7.4 quake shakes Mexico, 800 homes damaged
A strong 7.4-magnitude earthquake hit southern Mexico on Tuesday, damaging some 800 homes near the epicenter and swaying tall buildings.
The quake spread fear and panic hundreds of miles away in the capital of Mexico City.
One of the strongest to shake Mexico since the deadly 1985 temblor that killed thousands in Mexico City, Tuesday’s earthquake hit hardest in border area of southern Oaxaca and Guerrero states. In Guerrero, officials confirmed that some 800 homes had been damaged, with another 60 having collapsed.
Hours after the shaking at noon local time (18:02 GMT), there were still no reports of death or serious injury, even after a less powerful, magnitude-5.1 aftershock was felt in the capital and several other aftershocks near the epicenter in a mountainous rural region.
Guerrero Gov. Angel Aguirre, who is from Ometepec, was headed there to survey the damage and ordered emergency crews and civil protection to the area to help with the damage. The state did not say how many were displaced.

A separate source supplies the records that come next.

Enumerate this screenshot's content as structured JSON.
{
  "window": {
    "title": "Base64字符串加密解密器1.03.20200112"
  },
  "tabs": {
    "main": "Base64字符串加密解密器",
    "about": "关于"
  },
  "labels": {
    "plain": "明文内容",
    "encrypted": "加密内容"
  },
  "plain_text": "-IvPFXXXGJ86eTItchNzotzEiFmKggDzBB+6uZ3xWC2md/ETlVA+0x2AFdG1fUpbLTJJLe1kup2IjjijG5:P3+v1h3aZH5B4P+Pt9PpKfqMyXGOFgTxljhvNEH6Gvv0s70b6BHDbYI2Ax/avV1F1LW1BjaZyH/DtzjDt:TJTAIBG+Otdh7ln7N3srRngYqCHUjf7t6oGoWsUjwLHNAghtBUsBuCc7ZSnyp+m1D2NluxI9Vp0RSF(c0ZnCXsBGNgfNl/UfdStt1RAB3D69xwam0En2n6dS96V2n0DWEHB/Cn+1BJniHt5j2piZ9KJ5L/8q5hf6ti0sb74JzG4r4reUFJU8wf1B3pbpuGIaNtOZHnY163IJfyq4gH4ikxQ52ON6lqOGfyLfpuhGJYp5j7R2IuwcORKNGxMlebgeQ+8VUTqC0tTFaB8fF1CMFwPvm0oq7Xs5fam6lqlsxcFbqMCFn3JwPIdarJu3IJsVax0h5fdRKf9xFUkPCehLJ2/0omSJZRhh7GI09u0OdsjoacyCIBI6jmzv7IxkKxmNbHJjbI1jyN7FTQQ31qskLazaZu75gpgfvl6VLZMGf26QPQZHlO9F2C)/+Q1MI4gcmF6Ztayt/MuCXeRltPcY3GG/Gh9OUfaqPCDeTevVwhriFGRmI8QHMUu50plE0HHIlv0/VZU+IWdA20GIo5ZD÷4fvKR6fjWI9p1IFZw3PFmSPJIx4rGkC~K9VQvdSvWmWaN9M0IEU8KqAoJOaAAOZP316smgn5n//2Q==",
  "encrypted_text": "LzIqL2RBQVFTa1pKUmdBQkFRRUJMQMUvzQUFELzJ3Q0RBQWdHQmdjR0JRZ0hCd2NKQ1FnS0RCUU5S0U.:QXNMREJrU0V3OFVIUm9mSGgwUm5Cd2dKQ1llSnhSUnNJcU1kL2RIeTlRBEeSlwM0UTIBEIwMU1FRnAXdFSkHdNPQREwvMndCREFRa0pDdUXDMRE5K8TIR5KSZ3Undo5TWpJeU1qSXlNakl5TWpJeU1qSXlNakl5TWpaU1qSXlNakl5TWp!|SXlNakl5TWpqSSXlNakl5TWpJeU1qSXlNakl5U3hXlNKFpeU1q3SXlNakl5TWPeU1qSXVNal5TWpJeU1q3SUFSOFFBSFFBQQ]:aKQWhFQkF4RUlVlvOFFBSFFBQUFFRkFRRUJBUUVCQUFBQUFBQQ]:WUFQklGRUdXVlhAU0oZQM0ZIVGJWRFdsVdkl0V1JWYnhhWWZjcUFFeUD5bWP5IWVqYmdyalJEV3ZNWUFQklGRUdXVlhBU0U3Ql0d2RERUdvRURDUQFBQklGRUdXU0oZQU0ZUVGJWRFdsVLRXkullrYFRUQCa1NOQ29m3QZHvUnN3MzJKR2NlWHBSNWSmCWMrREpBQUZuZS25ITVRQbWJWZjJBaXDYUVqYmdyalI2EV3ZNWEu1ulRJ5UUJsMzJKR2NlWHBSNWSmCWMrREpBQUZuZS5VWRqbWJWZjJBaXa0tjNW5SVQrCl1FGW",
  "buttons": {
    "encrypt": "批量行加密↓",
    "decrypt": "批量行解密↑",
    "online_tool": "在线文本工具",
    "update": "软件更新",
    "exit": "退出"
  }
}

In Mexico City, frightened workers and residents poured into the streets of the capital. A pedestrian bridge collapsed on an empty transit bus.
Mexico City, built on a lakebed, was badly damaged in 1985 when a quake killed at least 10,000 people. That quake was originally measured at 8.1, but is now put by the US Geological Survey at 8.0. In past years, Guerrero has suffered several severe earthquakes, including a 7.9 in 1957 which killed an estimated 68 people, and a 7.4 in 1995 which left three dead.
Tuesday’s quake was the strongest shaking felt in the capital since a magnitude-6.5 earthquake struck also in Guerrero in December. Officials said at least three people died in Guerrero, but there were no reports of widespread damage.
US President Barack Obama’s oldest daughter, Malia, was reported and safe while on vacation with a school group in Oaxaca.
The US Geological Survey set the preliminary magnitude of the first quake at 7.4 and said the epicenter was 11 miles underground. The survey set the aftershock at 5.1.
Seismologists and civil protection officials said there didn’t appear to be heavy damage or casualties because of where and how the earthquake hit.
There were reports of damaged buildings but none collapsed on the Oaxaca side of the border, said civil protection spokeswoman Cynthia Tovar said. Authorities believed that the absence of tall buildings in the area is one reason.
Another factor may be the high frequency of earthquakes in the region, said USGS seismologist Susan Hoover.
There have been 15 earthquakes of magnitude 7 or stronger since 1973 within 310 miles (500 kilometers) of Tuesday’s quake. Weaker buildings collapse with each quake, leaving a cadre of stronger ones that can withstand the shaking.
Mexico City’s airport was closed for a short time but there was no damage to runways and operations were returning to normal.